Más allá del hardware, el énfasis se desplaza hacia la gestión integral de la energía. La capacidad de medir, analizar y ajustar el comportamiento eléctrico en tiempo real se vuelve un diferenciador operativo en entornos donde pequeñas variaciones pueden escalar rápidamente en riesgos mayores. 

Enfriamiento como habilitador de alta densidad

El incremento en la densidad de potencia tiene una consecuencia directa en la generación de calor. Bajo estas condiciones, los sistemas de enfriamiento tradicionales comienzan a mostrar limitaciones, lo que ha acelerado la transición hacia esquemas más eficientes.

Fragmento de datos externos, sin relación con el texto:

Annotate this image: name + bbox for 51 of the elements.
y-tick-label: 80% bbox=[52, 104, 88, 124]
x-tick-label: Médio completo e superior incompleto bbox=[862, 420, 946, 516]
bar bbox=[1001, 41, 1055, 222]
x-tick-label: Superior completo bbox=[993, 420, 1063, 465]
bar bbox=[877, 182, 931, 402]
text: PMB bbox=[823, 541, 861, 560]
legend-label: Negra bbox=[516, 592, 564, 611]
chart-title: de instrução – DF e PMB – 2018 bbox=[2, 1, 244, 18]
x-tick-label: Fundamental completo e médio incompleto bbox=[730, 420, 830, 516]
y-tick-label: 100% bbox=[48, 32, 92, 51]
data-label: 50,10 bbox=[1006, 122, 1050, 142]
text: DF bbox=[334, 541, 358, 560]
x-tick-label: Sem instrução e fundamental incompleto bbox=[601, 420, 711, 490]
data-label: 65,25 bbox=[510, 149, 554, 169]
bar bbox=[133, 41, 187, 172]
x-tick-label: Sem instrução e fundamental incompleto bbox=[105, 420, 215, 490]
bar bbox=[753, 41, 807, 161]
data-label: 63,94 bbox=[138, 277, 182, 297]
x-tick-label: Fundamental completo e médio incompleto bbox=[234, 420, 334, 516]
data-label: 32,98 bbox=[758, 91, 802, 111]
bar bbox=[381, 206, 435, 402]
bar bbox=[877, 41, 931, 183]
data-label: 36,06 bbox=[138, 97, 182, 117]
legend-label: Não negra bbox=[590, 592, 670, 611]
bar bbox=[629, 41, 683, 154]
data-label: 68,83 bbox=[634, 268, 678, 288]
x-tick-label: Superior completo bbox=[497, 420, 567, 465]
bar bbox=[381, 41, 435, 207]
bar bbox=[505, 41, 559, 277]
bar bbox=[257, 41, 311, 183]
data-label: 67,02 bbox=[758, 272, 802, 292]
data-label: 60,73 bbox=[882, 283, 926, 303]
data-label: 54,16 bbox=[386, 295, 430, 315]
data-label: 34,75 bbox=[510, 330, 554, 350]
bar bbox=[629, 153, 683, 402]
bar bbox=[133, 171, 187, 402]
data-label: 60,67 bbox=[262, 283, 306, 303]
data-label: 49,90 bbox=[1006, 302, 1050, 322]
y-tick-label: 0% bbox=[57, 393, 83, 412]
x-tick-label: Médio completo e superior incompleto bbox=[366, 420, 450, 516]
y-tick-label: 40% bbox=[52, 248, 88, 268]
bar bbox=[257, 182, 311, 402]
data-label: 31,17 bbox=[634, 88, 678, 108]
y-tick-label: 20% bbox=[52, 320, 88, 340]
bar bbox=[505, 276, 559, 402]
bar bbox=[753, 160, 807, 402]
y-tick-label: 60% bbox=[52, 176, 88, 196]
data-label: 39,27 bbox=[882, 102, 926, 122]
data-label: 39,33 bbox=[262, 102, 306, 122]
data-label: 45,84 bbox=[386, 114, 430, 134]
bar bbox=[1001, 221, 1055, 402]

La adopción de tecnologías de enfriamiento líquido está ganando terreno como respuesta a estas nuevas exigencias, al permitir una disipación térmica más efectiva y un mejor aprovechamiento energético. Este cambio no solo responde a una necesidad técnica, también se alinea con los objetivos de sostenibilidad y eficiencia operativa.

En paralelo, se observa una evolución hacia:

  • Integración de sistemas híbridos aire-líquido
  • Reducción del consumo energético en enfriamiento
  • Optimización del espacio en sala blanca

El enfriamiento deja de ser un componente secundario para convertirse en un habilitador directo del rendimiento de los centros de datos.

Software y operación basada en datos

El tercer componente de este nuevo stack es el software, que actúa como capa de integración y control. La digitalización de la infraestructura permite una visibilidad más profunda sobre el comportamiento de los centros de datos, facilitando la toma de decisiones informadas.

Plataformas de monitoreo y gestión permiten identificar patrones de consumo, anticipar fallas y optimizar el uso de recursos. Schneider Electric reporta que el uso de analítica y mantenimiento predictivo puede reducir hasta en 40% las intervenciones en sitio, lo que refleja el impacto de la operación basada en datos en la eficiencia operativa.

Este enfoque introduce una lógica distinta. Los centros de datos dejan de operar bajo esquemas estáticos y evolucionan hacia modelos dinámicos, donde la información en tiempo real se convierte en un insumo crítico para la continuidad del negocio.

La convergencia de energía, enfriamiento y software no responde a una tendencia aislada, sino a una transformación estructural del sector. La complejidad creciente de las cargas digitales, particularmente las asociadas a IA, exige infraestructuras capaces de operar como sistemas coordinados.

En este contexto, el reto ya no consiste únicamente en ampliar capacidad, sino en integrar de manera eficiente estos tres componentes para garantizar resiliencia, escalabilidad y sostenibilidad.